One of the hardest things has been to appraise the sometimes diametrically opposed suggestions, for example, ‘I love your understated style of writing, the way you don’t excavate’ versus ‘But what does she feel?’ Some of them advise more ‘backstory’ and ‘flashbacks’ and others do not; and some want a greater proportion of cheerful or humorous episodes and a happier ending whereas others find the balance satisfactory. Initially I was rather perturbed and confused by these discrepancies, but as I have grown in confidence I’ve become more comfortable about examining the different opinions and then choosing my own way. (If I ever get advice from an agent or publisher I may have to think again!).
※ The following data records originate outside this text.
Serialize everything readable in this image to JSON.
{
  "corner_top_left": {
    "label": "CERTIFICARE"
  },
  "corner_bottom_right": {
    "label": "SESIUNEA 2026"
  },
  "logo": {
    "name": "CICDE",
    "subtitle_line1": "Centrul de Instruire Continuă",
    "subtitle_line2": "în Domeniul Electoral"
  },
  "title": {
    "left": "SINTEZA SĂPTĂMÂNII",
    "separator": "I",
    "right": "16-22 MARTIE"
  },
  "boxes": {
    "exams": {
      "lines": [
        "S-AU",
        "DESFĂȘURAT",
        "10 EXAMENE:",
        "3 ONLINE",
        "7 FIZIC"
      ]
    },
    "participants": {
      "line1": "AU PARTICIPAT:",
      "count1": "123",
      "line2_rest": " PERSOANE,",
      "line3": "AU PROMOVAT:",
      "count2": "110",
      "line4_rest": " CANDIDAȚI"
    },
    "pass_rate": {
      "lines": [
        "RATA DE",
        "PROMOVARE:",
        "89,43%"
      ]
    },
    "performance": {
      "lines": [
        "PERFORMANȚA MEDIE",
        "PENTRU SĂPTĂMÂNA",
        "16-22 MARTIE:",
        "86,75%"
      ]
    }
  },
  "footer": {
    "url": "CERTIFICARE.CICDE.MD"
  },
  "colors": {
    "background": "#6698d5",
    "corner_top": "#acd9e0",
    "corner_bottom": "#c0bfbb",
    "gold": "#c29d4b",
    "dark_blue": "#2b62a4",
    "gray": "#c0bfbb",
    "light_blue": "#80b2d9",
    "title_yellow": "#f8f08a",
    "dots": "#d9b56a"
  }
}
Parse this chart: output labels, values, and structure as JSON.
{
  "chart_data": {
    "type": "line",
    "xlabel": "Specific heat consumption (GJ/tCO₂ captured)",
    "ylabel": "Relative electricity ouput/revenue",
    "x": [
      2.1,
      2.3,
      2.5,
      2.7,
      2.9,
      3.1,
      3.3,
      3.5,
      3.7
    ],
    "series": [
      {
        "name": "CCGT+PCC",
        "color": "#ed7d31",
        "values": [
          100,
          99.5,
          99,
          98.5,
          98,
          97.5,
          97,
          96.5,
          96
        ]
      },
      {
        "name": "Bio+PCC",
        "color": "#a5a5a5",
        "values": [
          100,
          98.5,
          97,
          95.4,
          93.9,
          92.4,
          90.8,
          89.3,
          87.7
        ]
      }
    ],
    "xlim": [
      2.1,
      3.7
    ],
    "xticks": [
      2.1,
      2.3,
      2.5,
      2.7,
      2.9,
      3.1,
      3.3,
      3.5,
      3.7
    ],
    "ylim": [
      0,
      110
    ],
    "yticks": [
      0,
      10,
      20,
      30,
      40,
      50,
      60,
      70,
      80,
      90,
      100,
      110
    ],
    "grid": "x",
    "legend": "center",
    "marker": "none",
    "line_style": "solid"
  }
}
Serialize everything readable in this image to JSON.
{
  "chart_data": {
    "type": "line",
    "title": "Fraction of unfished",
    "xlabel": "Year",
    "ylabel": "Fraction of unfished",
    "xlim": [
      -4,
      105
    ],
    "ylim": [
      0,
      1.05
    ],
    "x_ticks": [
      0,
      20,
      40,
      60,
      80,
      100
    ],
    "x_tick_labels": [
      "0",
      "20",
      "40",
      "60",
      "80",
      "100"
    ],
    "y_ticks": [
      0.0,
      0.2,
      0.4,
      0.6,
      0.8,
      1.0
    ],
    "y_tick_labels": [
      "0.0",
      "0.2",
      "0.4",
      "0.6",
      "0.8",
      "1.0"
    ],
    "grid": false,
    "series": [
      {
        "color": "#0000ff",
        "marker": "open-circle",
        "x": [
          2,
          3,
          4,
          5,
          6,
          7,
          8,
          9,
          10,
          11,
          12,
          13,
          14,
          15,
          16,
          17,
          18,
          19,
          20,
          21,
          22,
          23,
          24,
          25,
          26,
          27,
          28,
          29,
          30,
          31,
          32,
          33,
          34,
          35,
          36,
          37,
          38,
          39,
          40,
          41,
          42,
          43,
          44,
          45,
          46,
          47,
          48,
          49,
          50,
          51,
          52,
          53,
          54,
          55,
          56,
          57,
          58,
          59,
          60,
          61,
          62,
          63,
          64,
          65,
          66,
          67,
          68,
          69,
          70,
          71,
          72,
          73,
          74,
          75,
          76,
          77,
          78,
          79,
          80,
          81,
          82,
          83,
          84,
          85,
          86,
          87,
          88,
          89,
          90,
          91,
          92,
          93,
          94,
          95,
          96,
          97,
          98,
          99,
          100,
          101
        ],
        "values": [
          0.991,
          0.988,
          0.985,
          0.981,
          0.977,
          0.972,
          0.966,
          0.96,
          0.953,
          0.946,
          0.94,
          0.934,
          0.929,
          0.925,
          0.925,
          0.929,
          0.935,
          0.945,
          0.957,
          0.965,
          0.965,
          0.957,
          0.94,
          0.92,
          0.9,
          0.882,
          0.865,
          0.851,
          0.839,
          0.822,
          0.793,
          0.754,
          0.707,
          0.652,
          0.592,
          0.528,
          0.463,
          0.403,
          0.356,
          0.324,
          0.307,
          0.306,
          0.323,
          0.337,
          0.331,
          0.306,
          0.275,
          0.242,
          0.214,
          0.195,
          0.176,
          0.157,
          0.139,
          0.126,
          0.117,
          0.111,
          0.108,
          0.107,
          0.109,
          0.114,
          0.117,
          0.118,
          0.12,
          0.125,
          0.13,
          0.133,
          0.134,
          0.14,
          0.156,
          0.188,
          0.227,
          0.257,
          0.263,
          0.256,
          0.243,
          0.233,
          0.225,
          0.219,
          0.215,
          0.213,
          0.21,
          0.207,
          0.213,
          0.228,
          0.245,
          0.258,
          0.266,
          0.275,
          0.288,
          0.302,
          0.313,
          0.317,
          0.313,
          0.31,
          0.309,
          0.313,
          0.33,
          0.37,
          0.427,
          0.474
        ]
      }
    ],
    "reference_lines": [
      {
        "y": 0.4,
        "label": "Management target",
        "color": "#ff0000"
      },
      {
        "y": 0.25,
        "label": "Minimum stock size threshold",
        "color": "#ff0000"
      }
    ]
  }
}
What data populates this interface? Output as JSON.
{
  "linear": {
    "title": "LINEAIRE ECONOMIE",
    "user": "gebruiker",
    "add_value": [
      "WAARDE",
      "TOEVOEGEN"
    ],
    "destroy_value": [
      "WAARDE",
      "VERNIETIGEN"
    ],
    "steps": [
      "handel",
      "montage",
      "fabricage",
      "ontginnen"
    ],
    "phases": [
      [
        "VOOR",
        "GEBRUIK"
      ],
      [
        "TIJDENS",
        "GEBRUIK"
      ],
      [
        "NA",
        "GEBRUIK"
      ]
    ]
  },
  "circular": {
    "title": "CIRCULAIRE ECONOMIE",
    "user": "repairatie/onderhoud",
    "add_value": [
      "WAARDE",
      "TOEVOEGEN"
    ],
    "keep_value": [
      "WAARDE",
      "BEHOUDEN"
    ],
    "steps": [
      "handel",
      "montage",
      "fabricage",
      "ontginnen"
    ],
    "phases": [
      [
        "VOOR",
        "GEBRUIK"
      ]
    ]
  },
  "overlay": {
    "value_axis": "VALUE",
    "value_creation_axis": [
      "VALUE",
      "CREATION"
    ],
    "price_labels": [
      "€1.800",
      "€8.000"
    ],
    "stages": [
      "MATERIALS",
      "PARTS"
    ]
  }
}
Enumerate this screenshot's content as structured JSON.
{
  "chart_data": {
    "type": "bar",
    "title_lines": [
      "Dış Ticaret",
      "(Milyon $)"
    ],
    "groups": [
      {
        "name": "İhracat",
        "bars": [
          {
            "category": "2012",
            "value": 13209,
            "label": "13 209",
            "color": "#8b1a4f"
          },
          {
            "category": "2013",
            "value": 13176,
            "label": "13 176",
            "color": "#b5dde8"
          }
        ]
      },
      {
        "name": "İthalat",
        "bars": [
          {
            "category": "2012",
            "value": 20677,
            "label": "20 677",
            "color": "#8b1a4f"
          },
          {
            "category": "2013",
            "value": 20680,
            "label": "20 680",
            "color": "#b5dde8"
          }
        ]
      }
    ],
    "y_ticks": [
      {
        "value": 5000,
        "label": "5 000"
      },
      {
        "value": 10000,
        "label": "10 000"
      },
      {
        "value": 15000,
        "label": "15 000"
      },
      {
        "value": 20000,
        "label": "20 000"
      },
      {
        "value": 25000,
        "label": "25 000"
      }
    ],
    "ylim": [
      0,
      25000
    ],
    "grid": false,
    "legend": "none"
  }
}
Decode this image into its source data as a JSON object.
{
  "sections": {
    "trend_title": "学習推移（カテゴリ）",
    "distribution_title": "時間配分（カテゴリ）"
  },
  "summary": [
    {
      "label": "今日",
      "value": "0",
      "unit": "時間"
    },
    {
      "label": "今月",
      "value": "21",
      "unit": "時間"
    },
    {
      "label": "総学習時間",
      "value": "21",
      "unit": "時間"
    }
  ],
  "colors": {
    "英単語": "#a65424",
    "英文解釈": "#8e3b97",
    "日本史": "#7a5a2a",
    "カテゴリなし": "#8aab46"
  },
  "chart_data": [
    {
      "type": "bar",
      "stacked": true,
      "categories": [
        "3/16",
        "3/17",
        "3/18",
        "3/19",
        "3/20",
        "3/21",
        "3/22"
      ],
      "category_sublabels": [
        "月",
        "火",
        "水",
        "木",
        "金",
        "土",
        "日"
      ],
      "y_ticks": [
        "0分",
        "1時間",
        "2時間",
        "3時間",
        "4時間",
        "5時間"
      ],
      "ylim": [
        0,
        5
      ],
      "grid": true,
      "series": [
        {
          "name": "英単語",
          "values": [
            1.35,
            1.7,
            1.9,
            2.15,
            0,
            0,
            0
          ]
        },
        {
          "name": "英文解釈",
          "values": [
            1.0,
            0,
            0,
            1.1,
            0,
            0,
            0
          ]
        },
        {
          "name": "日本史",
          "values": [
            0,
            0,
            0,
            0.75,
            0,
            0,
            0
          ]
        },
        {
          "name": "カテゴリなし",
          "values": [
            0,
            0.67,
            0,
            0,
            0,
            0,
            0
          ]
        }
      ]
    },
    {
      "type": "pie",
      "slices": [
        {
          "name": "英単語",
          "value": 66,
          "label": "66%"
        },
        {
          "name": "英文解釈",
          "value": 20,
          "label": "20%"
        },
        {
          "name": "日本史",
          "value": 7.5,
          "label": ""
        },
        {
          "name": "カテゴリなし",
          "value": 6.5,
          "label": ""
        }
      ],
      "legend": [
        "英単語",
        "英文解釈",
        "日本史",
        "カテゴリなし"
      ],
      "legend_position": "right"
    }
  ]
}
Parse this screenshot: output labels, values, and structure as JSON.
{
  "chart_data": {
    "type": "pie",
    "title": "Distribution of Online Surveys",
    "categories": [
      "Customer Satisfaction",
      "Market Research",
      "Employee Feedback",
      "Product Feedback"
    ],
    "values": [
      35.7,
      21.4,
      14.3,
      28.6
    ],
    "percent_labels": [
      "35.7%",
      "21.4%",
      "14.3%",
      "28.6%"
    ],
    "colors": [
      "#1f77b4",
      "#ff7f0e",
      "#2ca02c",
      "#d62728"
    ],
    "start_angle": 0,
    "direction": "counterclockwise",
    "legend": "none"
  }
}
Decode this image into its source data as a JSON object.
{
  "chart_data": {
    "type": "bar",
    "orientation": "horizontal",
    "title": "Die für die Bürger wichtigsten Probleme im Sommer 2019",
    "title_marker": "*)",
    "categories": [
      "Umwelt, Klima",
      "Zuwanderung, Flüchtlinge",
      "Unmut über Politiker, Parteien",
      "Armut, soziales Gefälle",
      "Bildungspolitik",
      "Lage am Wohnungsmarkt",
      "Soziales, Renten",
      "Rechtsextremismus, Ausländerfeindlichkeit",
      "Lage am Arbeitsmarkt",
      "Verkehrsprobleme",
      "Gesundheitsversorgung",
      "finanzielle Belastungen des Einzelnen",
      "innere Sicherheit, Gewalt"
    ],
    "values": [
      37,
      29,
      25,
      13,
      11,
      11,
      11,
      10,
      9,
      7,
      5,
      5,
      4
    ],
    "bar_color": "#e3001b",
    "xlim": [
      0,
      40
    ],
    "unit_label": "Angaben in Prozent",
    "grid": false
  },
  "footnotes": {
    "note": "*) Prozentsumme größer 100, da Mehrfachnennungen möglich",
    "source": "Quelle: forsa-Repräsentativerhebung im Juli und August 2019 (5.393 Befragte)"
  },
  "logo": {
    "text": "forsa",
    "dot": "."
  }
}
Areas for Improvement and the Task Ahead
While there’s still a need to iron out infelicities and inconsistencies and clarify what’s obscure, the biggest task confronting me is to weld the draft into a coherent, properly shaped novel instead of a series of episodes (‘that happened and then that happened.’) This I think I will be able to achieve. I have made a start at weaving the storylines and themes together and keeping the characters in play throughout rather than allowing them to appear and suddenly disappear. (This is quite tricky when writing about Internet dating, which necessarily involves lots of short-lived episodes; and in the case of the two child characters it is difficult to have them playing much of a role until they can speak.)
What concerns me most is that I have to decide whether to excise the parts that have been the greatest challenge to write – regarding the protagonists’ thoughts and discussions about religion, what constitutes ‘a good life,’ Humanism, etc. – leaving the book as a bittersweet romance about a lonely woman looking for love on the Internet. This might result in a more coherent but shallower (and even shorter!) piece of work. It might then stand a better chance of getting published but probably it wouldn’t be the kind of book I would want to have written.

One thought on “After a Creative Writing course.

  1. Some interesting points. I too, feel my fiction writing is often too ‘flat’ and understated. On one hand I dont like pretentious writers who are more interested in impressing with language fireworks. Give me the straight story telling of Tolstoy or Steinbeck any time!